Mudhoney frontman Mark Arm was asked in a recent interview with if he is bitter that Mudhoney haven’t had the same commercial success as fellow Seattle bands Pearl Jam and Soundgarden. Arm responded, “Not at all. These are all old good friends of mine and I’ve always been nothing but happy for their success.” Arm also said there’s a reason Jeff Ament and Stone Gossard went off and did their own thing after Green River, “There’s a reason that Green River split up. They’re making their own way doing their own their music and we’re totally content in our little world making our own music.”

  • Raj

    Sometimes not having a lot of commercial success can be a good thing, look at what happened to Kurt Cobain and Layne Stayley.

    Sure, maybe you won’t sign to a major label,sell as many records, play in big arenas, have millions of fans but sometimes living a quieter life is better. It’s what the big guys miss.

    The Melvins, Mudhoney, Tad, Sonic Youth, etc. keep chugging along and just doing their thing.

  • GenXLady

    Mudhoney always gets held up as the band that didn’t compromise themselves to get on a major label. Whether or not that’s true, it seems like the guys in the band ended up being content people in life. There is something to be said for that. Aren’t they releasing a new album soon too? Awesome.

  • Pingfah

    They are a well known and respected name in rock circles, and have the opportunity to make a living doing what they love. That’s a dream come true for any musician, so I am not surprised he is not bitter.

  • Rooster

    I like bands like Mudhoney. Bands that my dad thinks haven’t ‘made it’ but still make a pretty good living touring and making records.

  • a lone voice of reason

    Doesn’t Mark Arm work for Sub Pop to make ends meet as he can’t make a living from Mudhoney?

  • johnny208

    Mudhoney don’t make a living from music entirely. Yes, Mark works for sb, Guy works at a hospital and Steve and Dan probably have something to else to do too. Can’t wait for Vanishing Point!

  • Christine

    Why would any of them be, they did/do what they do because they like it and their catalog stands onto itself. Bands owe Mudhoney, Dinosaur Jr., and Sonic Youth a debt of gratitude in a mutual admiration society sort of way.
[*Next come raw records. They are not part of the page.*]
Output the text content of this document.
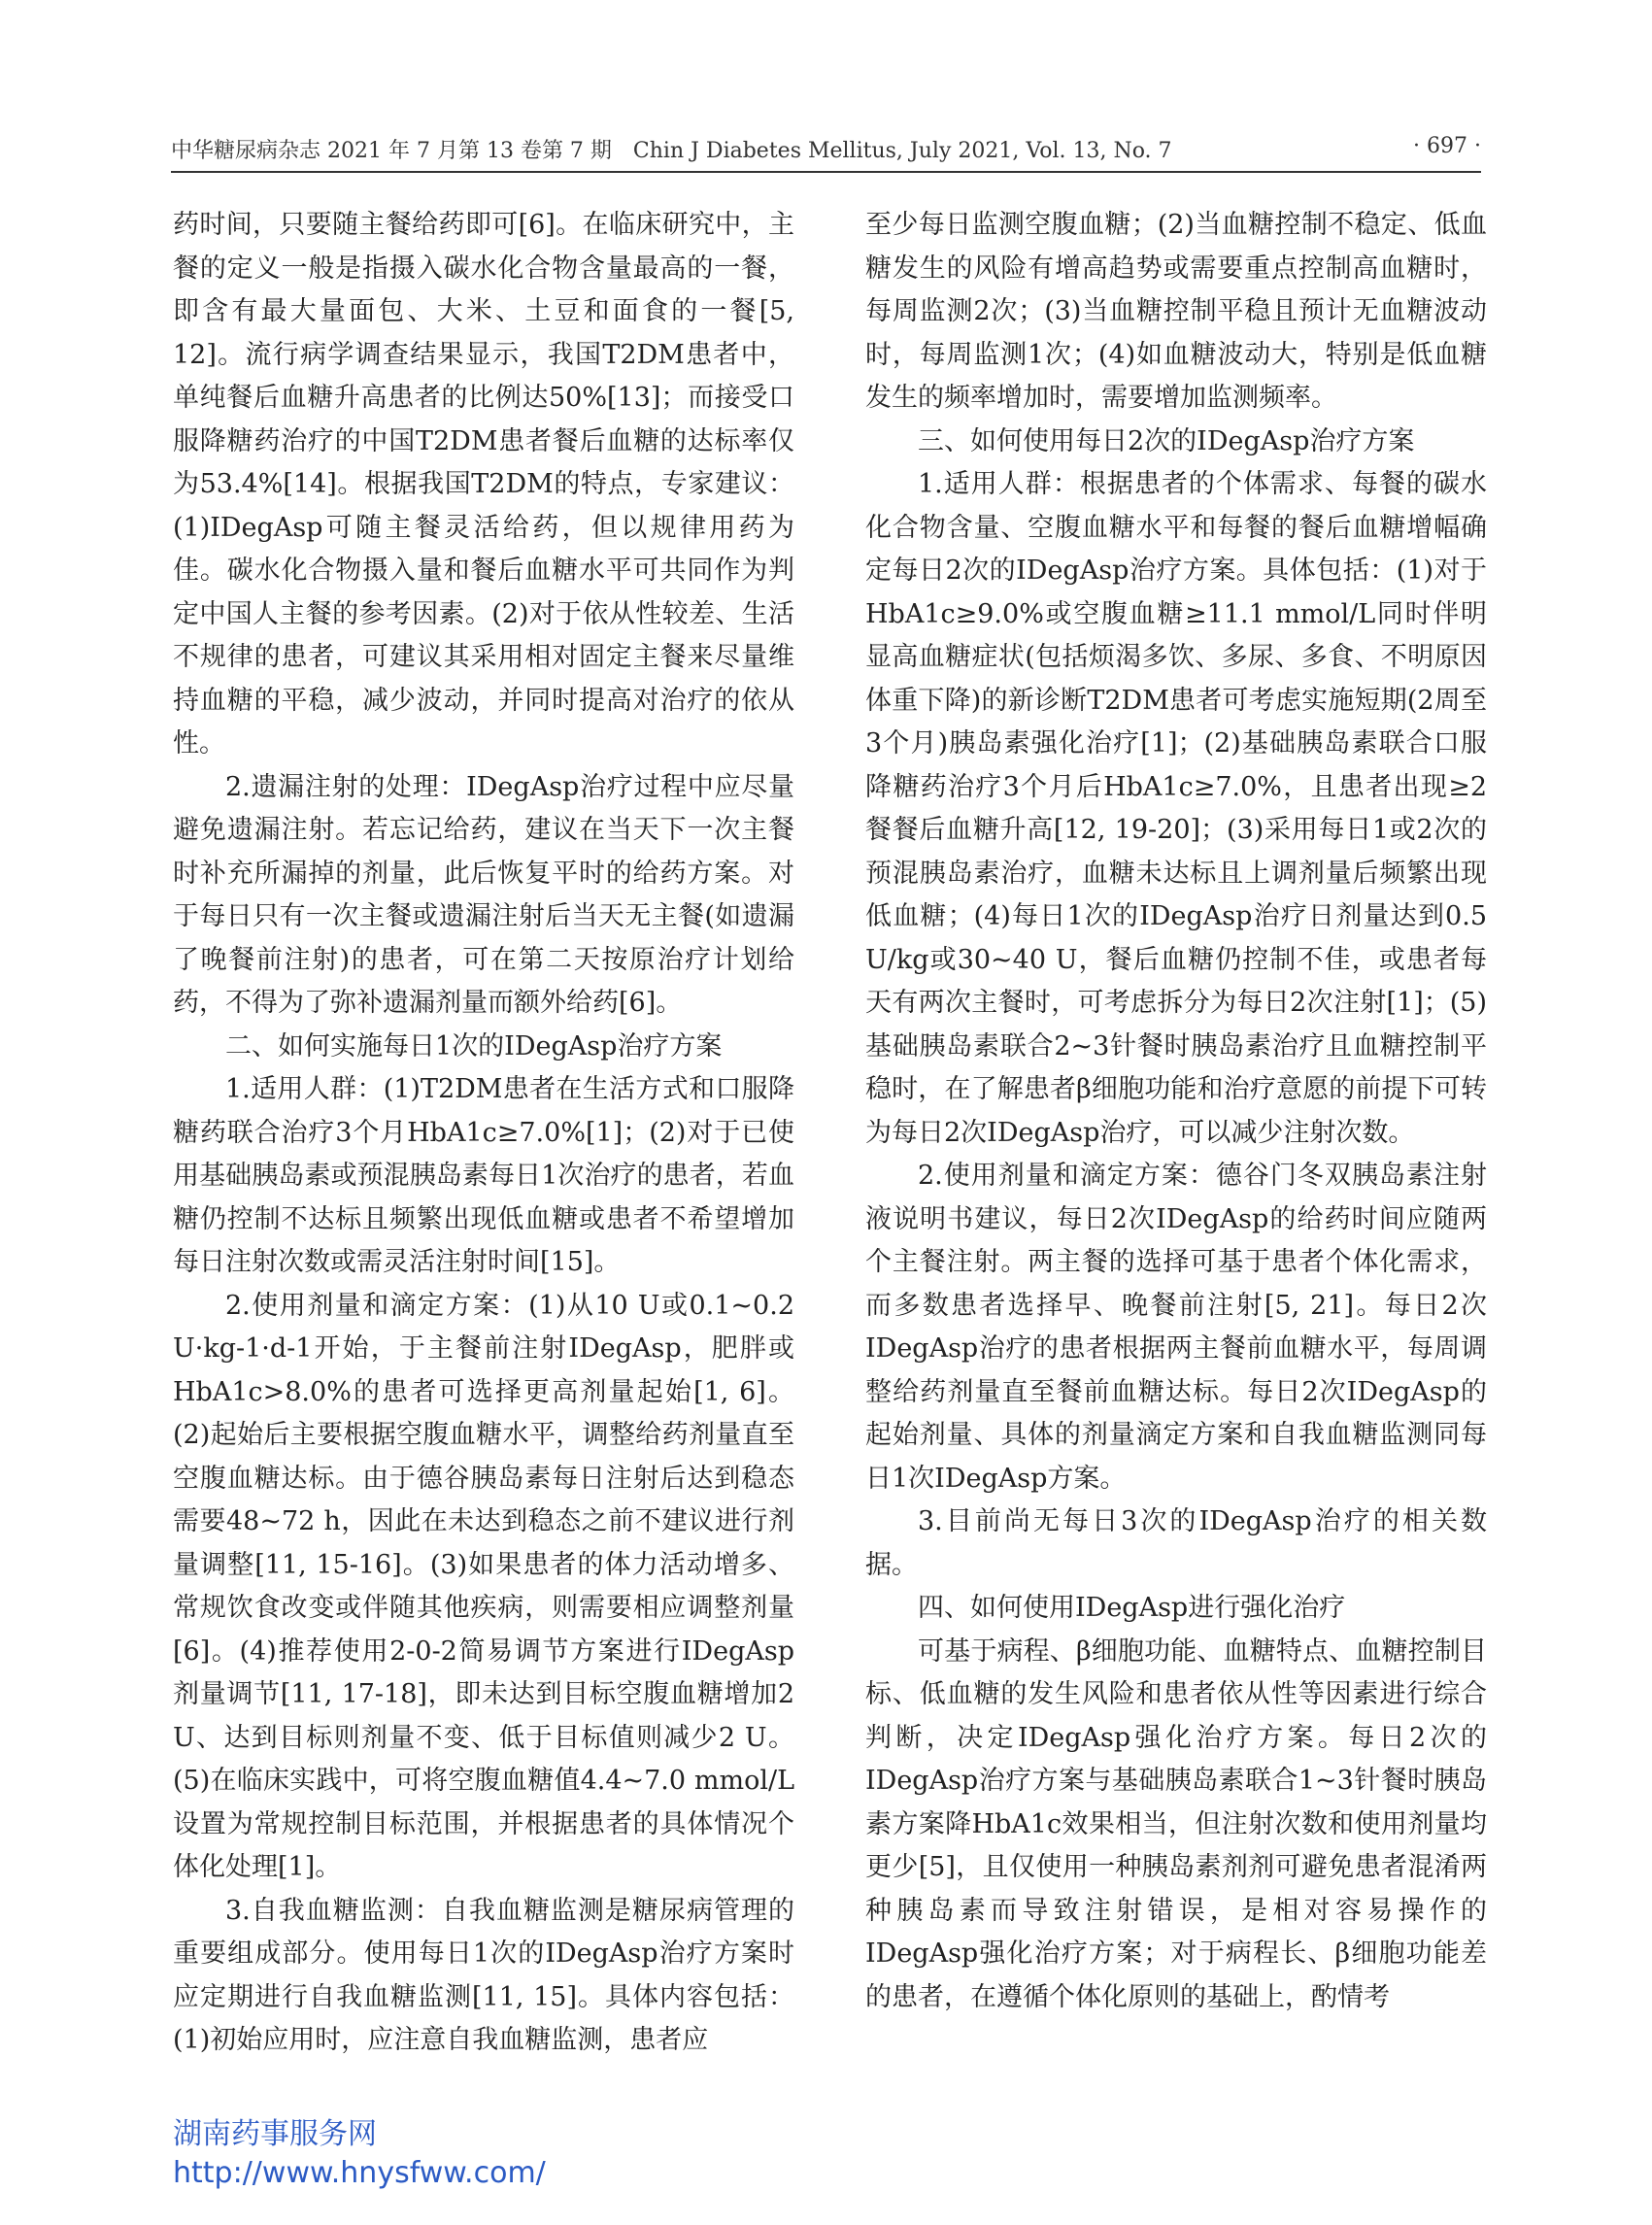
中华糖尿病杂志 2021 年 7 月第 13 卷第 7 期　Chin J Diabetes Mellitus, July 2021, Vol. 13, No. 7	· 697 ·

药时间，只要随主餐给药即可[6]。在临床研究中，主餐的定义一般是指摄入碳水化合物含量最高的一餐，即含有最大量面包、大米、土豆和面食的一餐[5, 12]。流行病学调查结果显示，我国T2DM患者中，单纯餐后血糖升高患者的比例达50%[13]；而接受口服降糖药治疗的中国T2DM患者餐后血糖的达标率仅为53.4%[14]。根据我国T2DM的特点，专家建议：(1)IDegAsp可随主餐灵活给药，但以规律用药为佳。碳水化合物摄入量和餐后血糖水平可共同作为判定中国人主餐的参考因素。(2)对于依从性较差、生活不规律的患者，可建议其采用相对固定主餐来尽量维持血糖的平稳，减少波动，并同时提高对治疗的依从性。

2.遗漏注射的处理：IDegAsp治疗过程中应尽量避免遗漏注射。若忘记给药，建议在当天下一次主餐时补充所漏掉的剂量，此后恢复平时的给药方案。对于每日只有一次主餐或遗漏注射后当天无主餐(如遗漏了晚餐前注射)的患者，可在第二天按原治疗计划给药，不得为了弥补遗漏剂量而额外给药[6]。

二、如何实施每日1次的IDegAsp治疗方案

1.适用人群：(1)T2DM患者在生活方式和口服降糖药联合治疗3个月HbA1c≥7.0%[1]；(2)对于已使用基础胰岛素或预混胰岛素每日1次治疗的患者，若血糖仍控制不达标且频繁出现低血糖或患者不希望增加每日注射次数或需灵活注射时间[15]。

2.使用剂量和滴定方案：(1)从10 U或0.1~0.2 U·kg-1·d-1开始，于主餐前注射IDegAsp，肥胖或HbA1c>8.0%的患者可选择更高剂量起始[1, 6]。(2)起始后主要根据空腹血糖水平，调整给药剂量直至空腹血糖达标。由于德谷胰岛素每日注射后达到稳态需要48~72 h，因此在未达到稳态之前不建议进行剂量调整[11, 15-16]。(3)如果患者的体力活动增多、常规饮食改变或伴随其他疾病，则需要相应调整剂量[6]。(4)推荐使用2-0-2简易调节方案进行IDegAsp剂量调节[11, 17-18]，即未达到目标空腹血糖增加2 U、达到目标则剂量不变、低于目标值则减少2 U。(5)在临床实践中，可将空腹血糖值4.4~7.0 mmol/L设置为常规控制目标范围，并根据患者的具体情况个体化处理[1]。

3.自我血糖监测：自我血糖监测是糖尿病管理的重要组成部分。使用每日1次的IDegAsp治疗方案时应定期进行自我血糖监测[11, 15]。具体内容包括：(1)初始应用时，应注意自我血糖监测，患者应

至少每日监测空腹血糖；(2)当血糖控制不稳定、低血糖发生的风险有增高趋势或需要重点控制高血糖时，每周监测2次；(3)当血糖控制平稳且预计无血糖波动时，每周监测1次；(4)如血糖波动大，特别是低血糖发生的频率增加时，需要增加监测频率。

三、如何使用每日2次的IDegAsp治疗方案

1.适用人群：根据患者的个体需求、每餐的碳水化合物含量、空腹血糖水平和每餐的餐后血糖增幅确定每日2次的IDegAsp治疗方案。具体包括：(1)对于HbA1c≥9.0%或空腹血糖≥11.1 mmol/L同时伴明显高血糖症状(包括烦渴多饮、多尿、多食、不明原因体重下降)的新诊断T2DM患者可考虑实施短期(2周至3个月)胰岛素强化治疗[1]；(2)基础胰岛素联合口服降糖药治疗3个月后HbA1c≥7.0%，且患者出现≥2餐餐后血糖升高[12, 19-20]；(3)采用每日1或2次的预混胰岛素治疗，血糖未达标且上调剂量后频繁出现低血糖；(4)每日1次的IDegAsp治疗日剂量达到0.5 U/kg或30~40 U，餐后血糖仍控制不佳，或患者每天有两次主餐时，可考虑拆分为每日2次注射[1]；(5)基础胰岛素联合2~3针餐时胰岛素治疗且血糖控制平稳时，在了解患者β细胞功能和治疗意愿的前提下可转为每日2次IDegAsp治疗，可以减少注射次数。

2.使用剂量和滴定方案：德谷门冬双胰岛素注射液说明书建议，每日2次IDegAsp的给药时间应随两个主餐注射。两主餐的选择可基于患者个体化需求，而多数患者选择早、晚餐前注射[5, 21]。每日2次IDegAsp治疗的患者根据两主餐前血糖水平，每周调整给药剂量直至餐前血糖达标。每日2次IDegAsp的起始剂量、具体的剂量滴定方案和自我血糖监测同每日1次IDegAsp方案。

3.目前尚无每日3次的IDegAsp治疗的相关数据。

四、如何使用IDegAsp进行强化治疗

可基于病程、β细胞功能、血糖特点、血糖控制目标、低血糖的发生风险和患者依从性等因素进行综合判断，决定IDegAsp强化治疗方案。每日2次的IDegAsp治疗方案与基础胰岛素联合1~3针餐时胰岛素方案降HbA1c效果相当，但注射次数和使用剂量均更少[5]，且仅使用一种胰岛素剂剂可避免患者混淆两种胰岛素而导致注射错误，是相对容易操作的IDegAsp强化治疗方案；对于病程长、β细胞功能差的患者，在遵循个体化原则的基础上，酌情考

湖南药事服务网
http://www.hnysfww.com/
    Mark Arm Works for SubPop because he wants to do so. His family is fine. He’s not in poverty, he remains one of us.

  • Grungecaster 1

    The true essence of the grunge rock music community is that each artists makes up their own ideals about what rock should sound like, so for a dedicated band like Mudhoney to not sell out to the big corporate industry but instead stay to their true ideals of making rock music that some people can listen to and relate to, that says a lot too :) Pearl Jam and Soundgarden wanted to become big time rock bands so they that everyone of all demographics and social-cultural backgrounds can listen to and appreciate. I think its a good balance. There are lots of original punk , garage and grunge bands today and back in the 1980s and 1990s who havent seen the big time success, bands like Bad Religion, Social Distortion, Rocket From The Crypt, The Mooney Suzuki, The Dirtbombs and Pennywise have all had fairly successful albums and sold out shows , sometimes without the support of the big record companies. We need more bands like that in todays washed up empty popular industry which doesnt value true musicianship, instead only respects style over substance.

  • Silver

    I think all of this is bullshit, of course they wanted to go mainstream and be successful, of course anyone who is on the music industry is waiting for a big corporate industry to represent them and invest on them, is not that they wanted to stay true to their ideas and therefore they didn’t go mainstream
    PJ, SG, nirvana, AIC, they all stayed true to their ideas the only difference is that some music corporate thought they were good enough to make some good money and sell records, this thing didn’t happen with Mudhoney or The Melvins or other bands
    I’m not telling that they are not good, only that they were not good enough to become a successful band

  • Christine

    @GC1, thank you for mentioning Social Distortion. Props.

  • Deviate

    I wouldn’t say they they “weren’t good enough to become successful” because they absolutely were/are. Just look at all the garbage out there that was/is successful for crying out loud.

    I believe the issue is that they just weren’t as marketable as their peers that were. They didn’t showcase the “image” that the industry was trying to exploit during various times.

    And I do like to think that Mark and these guys are perfectly content with their more humble, niche based, less-radio-mainstream exposure careers, where they don’t feel like they constantly have to conform to what everyone else wants or says they should sound like.

  • qerty

    Mark’s a standup guy. When Green River split he didn’t try to restart a new one with replacement band members unlike *some* Seattle folk out there.